A large part of my sales pitch, even then, was that Woodstock was developing fast and the place to invest and live. Its beautiful Victorian cottages and views from its upper streets also made it popular but it has taken a while for this bohemian suburb to realise its true potential.

The last few years have seen that development curve head up dramatically as developers are eyeing and buying properties. Rambling Victorian mansions have been renovated into offices, and large industrial developments have brought art, organic goods, trendy coffee shops, and more importantly, people to the area. Woodstock is now made up off industria, offices and retail on its lower slopes and a small, characterful, residential suburb above.

The last few years have seen an injection of cash into the precinct and Woodstock now has its own Art district, the neighbourgoods market at the old Biscuit mill is already a weekend institution and the old Bromwell hotel, also on lower Main Road has been restored to its former glory and probably surpassed it. Once home to "unsavory characters" it now boasts an outdoor bar and up market boutique mall.

Just around the corner the new Graffiti hotel is taking shape and above the Main Road, the Roodebloem Manor was bought by chartered accountants, Moore Stephens, who renovated the Victorian beauty to house its local office there. Add to that many other small businesses and restaurants that reside in the area and you get one vibey little suburb.

Afzel Balla of Marks' Real Estate, who sells property in the area said he has

noticed "a vast improvement in the amount of properties sold in the Woodstock area over the past few years".

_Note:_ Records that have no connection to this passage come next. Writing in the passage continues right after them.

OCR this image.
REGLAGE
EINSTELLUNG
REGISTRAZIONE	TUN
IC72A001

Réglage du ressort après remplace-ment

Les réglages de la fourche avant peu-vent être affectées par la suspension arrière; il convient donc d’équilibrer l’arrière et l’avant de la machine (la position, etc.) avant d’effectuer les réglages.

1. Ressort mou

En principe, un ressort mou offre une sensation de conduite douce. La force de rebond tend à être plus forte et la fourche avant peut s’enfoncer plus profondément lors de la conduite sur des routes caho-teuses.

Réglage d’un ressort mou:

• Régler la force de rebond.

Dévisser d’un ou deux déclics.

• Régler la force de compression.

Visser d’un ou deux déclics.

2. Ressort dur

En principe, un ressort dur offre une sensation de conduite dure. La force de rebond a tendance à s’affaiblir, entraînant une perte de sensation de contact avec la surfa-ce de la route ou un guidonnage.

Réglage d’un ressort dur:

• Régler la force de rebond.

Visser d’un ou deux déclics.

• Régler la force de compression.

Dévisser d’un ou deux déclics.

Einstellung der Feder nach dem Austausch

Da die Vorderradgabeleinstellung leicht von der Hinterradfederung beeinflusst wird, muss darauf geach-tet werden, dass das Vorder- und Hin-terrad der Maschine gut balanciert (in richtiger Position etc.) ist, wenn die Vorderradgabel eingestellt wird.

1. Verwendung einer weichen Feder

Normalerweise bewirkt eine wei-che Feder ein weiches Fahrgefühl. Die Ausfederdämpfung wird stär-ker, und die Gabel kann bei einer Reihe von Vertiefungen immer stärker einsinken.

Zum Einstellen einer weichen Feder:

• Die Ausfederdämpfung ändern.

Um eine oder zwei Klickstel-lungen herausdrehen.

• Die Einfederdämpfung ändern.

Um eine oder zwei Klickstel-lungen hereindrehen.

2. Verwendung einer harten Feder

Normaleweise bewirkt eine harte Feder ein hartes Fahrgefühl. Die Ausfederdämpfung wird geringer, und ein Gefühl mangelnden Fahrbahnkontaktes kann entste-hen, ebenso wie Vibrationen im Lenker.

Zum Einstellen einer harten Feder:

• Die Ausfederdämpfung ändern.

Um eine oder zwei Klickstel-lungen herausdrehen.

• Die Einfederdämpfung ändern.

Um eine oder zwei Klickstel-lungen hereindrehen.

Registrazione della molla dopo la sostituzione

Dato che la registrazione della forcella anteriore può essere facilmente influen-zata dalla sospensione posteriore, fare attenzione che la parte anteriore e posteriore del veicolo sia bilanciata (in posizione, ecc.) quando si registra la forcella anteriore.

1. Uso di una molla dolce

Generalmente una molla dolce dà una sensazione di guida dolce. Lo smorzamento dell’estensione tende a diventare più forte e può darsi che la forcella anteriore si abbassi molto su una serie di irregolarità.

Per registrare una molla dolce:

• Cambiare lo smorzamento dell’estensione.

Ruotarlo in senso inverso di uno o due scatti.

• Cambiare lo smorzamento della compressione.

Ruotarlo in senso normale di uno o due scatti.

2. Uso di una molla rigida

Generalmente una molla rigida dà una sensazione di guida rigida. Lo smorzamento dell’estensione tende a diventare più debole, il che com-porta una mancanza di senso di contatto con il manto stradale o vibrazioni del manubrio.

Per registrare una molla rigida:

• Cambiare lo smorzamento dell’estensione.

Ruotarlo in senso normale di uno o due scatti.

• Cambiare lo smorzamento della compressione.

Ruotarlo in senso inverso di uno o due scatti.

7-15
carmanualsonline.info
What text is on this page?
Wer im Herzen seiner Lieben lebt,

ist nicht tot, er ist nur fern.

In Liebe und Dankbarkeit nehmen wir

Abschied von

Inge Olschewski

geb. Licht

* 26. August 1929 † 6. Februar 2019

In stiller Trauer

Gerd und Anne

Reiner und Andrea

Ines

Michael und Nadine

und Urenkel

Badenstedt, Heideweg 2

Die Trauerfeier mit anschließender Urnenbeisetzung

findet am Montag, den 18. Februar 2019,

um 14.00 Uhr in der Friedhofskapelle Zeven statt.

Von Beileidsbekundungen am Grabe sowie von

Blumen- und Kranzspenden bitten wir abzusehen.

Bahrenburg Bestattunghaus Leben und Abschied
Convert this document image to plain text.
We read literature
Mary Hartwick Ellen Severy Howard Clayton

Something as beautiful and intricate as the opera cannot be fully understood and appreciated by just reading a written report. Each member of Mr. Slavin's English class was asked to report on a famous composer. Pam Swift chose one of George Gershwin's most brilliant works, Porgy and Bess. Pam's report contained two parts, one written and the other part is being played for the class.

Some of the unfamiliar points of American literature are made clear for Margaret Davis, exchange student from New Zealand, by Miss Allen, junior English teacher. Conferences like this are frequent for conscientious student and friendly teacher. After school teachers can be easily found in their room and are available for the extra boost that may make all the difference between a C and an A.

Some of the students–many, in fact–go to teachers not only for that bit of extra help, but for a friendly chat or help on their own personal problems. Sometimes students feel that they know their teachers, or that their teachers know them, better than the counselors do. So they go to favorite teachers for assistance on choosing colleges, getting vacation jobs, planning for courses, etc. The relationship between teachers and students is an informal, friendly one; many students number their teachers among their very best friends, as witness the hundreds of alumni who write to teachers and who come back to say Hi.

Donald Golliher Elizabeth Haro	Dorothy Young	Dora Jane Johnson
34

"The type of buyers varies from architects who are interested in renovating property to investment buyers who are interested in Woodstock for residential and commercial purposes. The latter vary from preachers with investment needs to students wanting to live close to campus yet be close to all other amenities as well.

The reasons why Woodstock has become the new hotspot relate to the fact that Cape Town is expanding in Woodstock's direction and to the fact that people within Woodstock itself have been paying for the improvement of the area."

According to Warren Thackeray of Rawson Properties, buyers range from young professionals to first time buyers as well as investors. "Woodstock, University Estate and Walmer Estate are close to the CBD and housing is still reasonably priced in these areas as opposed to the CBD," said Thackeray.

Woodstock is ideally placed between the city and the suburbs, with easy access to highways, and it was just a matter of time before its potential was realised. Woodstock is still much more affordable compared to the city bowl but that gap may be starting to close.